Bacon weave! That's right, if you have a kitchen, you can create a woven "blanket" of raw pig candy, drape it over meatloaf, a chicken or turkey or anything else within reason that needs roasting. It can be any size — use a pound of bacon for a chicken-sized blanket.

The official term for this technique is "barding," which means draping or otherwise securing a fatty or cured meat onto another protein like pork tenderloin or fish fillets. The extra layer keeps the interior exceptionally moist, in addition to infusing it with smoky porky flavor. But we once covered a chicken in overlapping slices of salami secured with toothpicks before roasting to prove a point: salami-barded roast chicken is delicious.

Back to the bacon weave. Here's how to do it:

Divide a pack (or two or three) of bacon in half. On a large cutting board, lay one half of the strips out vertically, edges touching. You want to line them up with alternating fat and meat ends (meat touches fat, fat touches meat).

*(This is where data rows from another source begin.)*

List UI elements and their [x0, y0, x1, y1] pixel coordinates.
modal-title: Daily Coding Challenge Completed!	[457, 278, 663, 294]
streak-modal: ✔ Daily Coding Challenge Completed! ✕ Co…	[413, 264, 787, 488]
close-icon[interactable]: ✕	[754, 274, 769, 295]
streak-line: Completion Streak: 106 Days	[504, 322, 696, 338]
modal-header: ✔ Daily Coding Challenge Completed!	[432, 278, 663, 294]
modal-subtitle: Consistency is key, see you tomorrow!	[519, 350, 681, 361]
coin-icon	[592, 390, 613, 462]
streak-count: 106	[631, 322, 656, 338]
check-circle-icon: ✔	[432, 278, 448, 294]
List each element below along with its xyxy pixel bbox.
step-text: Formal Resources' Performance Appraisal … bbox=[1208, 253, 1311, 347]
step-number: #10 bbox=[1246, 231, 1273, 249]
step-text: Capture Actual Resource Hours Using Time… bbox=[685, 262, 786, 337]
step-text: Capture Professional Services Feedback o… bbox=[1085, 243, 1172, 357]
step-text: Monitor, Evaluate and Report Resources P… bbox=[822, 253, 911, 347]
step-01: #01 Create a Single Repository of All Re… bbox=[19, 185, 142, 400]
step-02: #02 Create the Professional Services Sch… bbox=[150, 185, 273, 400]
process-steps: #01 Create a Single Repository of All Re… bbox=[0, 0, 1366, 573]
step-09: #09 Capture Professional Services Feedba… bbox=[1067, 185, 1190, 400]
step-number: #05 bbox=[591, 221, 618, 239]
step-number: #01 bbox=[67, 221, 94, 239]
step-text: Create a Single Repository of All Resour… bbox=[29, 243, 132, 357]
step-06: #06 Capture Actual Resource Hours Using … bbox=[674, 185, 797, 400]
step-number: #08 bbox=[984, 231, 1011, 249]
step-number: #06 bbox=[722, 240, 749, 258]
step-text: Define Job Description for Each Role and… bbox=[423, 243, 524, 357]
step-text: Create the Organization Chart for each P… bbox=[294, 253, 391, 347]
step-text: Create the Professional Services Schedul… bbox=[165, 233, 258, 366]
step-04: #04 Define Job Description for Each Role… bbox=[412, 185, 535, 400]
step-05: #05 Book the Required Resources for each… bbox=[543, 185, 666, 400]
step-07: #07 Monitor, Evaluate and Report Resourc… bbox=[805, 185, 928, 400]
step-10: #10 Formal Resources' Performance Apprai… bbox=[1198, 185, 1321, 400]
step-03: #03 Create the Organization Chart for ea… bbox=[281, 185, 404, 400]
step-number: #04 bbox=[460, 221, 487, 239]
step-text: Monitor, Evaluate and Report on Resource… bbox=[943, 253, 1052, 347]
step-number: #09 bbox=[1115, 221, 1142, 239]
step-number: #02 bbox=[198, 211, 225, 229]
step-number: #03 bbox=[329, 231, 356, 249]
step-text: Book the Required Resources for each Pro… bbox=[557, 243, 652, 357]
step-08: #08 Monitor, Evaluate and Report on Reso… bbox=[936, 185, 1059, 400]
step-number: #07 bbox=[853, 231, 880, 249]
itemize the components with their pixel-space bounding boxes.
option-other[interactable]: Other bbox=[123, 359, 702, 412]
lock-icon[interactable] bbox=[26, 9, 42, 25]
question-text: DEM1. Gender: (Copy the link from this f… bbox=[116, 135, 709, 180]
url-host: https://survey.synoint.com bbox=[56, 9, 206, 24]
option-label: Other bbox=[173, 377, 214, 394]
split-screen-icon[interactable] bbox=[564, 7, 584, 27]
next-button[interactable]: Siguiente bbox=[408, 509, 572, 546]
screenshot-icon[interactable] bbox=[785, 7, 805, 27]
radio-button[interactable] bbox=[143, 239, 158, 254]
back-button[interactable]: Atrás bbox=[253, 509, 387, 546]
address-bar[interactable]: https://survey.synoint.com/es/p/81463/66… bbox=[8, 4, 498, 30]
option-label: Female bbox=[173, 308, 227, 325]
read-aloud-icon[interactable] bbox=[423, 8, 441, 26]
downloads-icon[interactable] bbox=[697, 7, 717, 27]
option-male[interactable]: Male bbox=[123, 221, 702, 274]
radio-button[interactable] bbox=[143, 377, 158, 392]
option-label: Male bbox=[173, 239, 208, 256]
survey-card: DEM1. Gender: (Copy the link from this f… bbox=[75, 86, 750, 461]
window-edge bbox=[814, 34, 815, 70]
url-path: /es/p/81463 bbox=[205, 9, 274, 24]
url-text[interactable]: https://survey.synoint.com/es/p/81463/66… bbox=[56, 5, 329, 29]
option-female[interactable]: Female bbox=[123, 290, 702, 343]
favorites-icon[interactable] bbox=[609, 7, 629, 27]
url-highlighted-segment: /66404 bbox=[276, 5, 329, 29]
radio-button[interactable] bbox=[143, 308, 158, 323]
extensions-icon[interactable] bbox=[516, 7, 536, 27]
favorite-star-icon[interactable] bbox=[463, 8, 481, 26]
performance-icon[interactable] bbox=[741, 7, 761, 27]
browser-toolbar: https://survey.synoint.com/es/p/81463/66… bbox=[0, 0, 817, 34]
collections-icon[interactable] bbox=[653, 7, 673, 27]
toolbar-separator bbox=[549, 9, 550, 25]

Fold back every other laid-out bacon strip to about two inches from the edge, then lay another bacon strip vertically over the fold-back point and lay the horizontal bacon back over it to form the first part of the weave.

Repeat, alternating  until you have a sheet of woven bacon, then gently lift the whole thing and transfer to your lucky subject.

Too complicated? Come on, it's just like weaving anything else, only with bacon. You've never woven anything? Fine, check out the bacon Wikia's photos for a step-by-step.